Bitcoin (BTC) fell more than 22.5% over the past week to about $69,000 on Thursday, erasing roughly 15 months of gains. Veteran trader Peter Brandt warns the downtrend may continue.
Key takeaways:
– Brandt says “campaign selling” is pressuring BTC, with miners and ETFs cutting exposure.
– A potential bottom zone is near $54,600–$55,000.
BTC’s price action shows a sequence of daily lower highs and lower lows, signaling weak dip-buying interest. Brandt said the pattern bears the “fingerprints of campaign selling,” implying sustained, deliberate distribution by large players rather than simple retail liquidation.
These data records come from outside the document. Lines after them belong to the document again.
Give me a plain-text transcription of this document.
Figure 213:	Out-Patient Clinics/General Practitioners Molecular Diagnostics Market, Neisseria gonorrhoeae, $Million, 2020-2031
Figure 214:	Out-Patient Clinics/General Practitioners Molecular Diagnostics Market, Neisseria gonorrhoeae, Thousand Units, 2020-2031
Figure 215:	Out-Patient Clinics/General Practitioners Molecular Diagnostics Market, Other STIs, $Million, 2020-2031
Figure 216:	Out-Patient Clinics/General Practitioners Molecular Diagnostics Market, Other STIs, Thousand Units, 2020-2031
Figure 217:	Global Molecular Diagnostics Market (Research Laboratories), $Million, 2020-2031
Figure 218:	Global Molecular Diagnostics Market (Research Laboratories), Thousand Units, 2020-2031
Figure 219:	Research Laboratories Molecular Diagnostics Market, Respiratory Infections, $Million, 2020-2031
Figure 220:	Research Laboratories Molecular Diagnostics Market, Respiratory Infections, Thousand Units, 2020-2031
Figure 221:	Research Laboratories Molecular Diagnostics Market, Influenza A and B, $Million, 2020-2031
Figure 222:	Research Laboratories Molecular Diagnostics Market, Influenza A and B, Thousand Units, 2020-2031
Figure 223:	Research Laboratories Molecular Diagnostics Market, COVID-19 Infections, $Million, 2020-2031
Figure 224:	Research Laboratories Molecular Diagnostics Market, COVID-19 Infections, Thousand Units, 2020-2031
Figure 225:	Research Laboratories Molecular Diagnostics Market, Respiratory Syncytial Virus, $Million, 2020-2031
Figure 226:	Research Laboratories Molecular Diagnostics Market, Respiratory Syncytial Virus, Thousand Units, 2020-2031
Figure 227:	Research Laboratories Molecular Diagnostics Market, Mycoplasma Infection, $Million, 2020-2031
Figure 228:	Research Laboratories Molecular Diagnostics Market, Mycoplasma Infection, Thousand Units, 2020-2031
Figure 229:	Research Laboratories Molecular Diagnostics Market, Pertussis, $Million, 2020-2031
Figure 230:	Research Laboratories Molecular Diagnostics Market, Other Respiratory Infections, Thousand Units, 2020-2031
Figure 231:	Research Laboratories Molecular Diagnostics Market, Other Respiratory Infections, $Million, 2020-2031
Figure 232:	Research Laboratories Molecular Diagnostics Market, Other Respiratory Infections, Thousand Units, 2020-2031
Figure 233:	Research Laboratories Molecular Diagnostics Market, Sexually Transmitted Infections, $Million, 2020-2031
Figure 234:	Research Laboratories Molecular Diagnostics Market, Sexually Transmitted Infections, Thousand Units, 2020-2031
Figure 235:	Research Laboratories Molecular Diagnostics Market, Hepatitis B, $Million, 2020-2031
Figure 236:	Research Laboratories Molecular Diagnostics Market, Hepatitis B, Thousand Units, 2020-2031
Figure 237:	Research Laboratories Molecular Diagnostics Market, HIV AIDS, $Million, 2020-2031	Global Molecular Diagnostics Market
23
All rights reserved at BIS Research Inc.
Onchain metrics back that view. The miner net position change moved to clear net distribution throughout January as miners consistently sent more BTC to market. U.S. spot Bitcoin ETFs also trimmed holdings, with total net balances down to about 1.27 million BTC as of Wednesday from roughly 1.29 million at the start of the year. The Coinbase premium, a gauge tied to institutional demand, also fell to yearly lows.
Brandt’s technical setup points to a bear-flag target near $63,800 — roughly 10% below then-current levels — that the market could reach if selling persists.
Onchain analyst GugaOnChain similarly flagged downside risk toward $54,600. That level aligns with the lower band of the BTC DCA Signal Cycle metric, which reflects Bitcoin’s one-week to one-month realized price and highlights when BTC is structurally undervalued. In 2022 the same band marked a bullish turning point when BTC fell below ~$20,000 and later rallied.
GugaOnChain summarized the situation as a convergence toward the band “signaling the start of the accumulation phase, situated around $54.6K,” indicating a transition between capitulation and accumulation.
Another analysis suggests a possible accumulation window after July 2026, based on historical lags between widening credit spreads and Bitcoin market bottoms, implying macro credit stress timing could influence the next pronounced accumulation phase.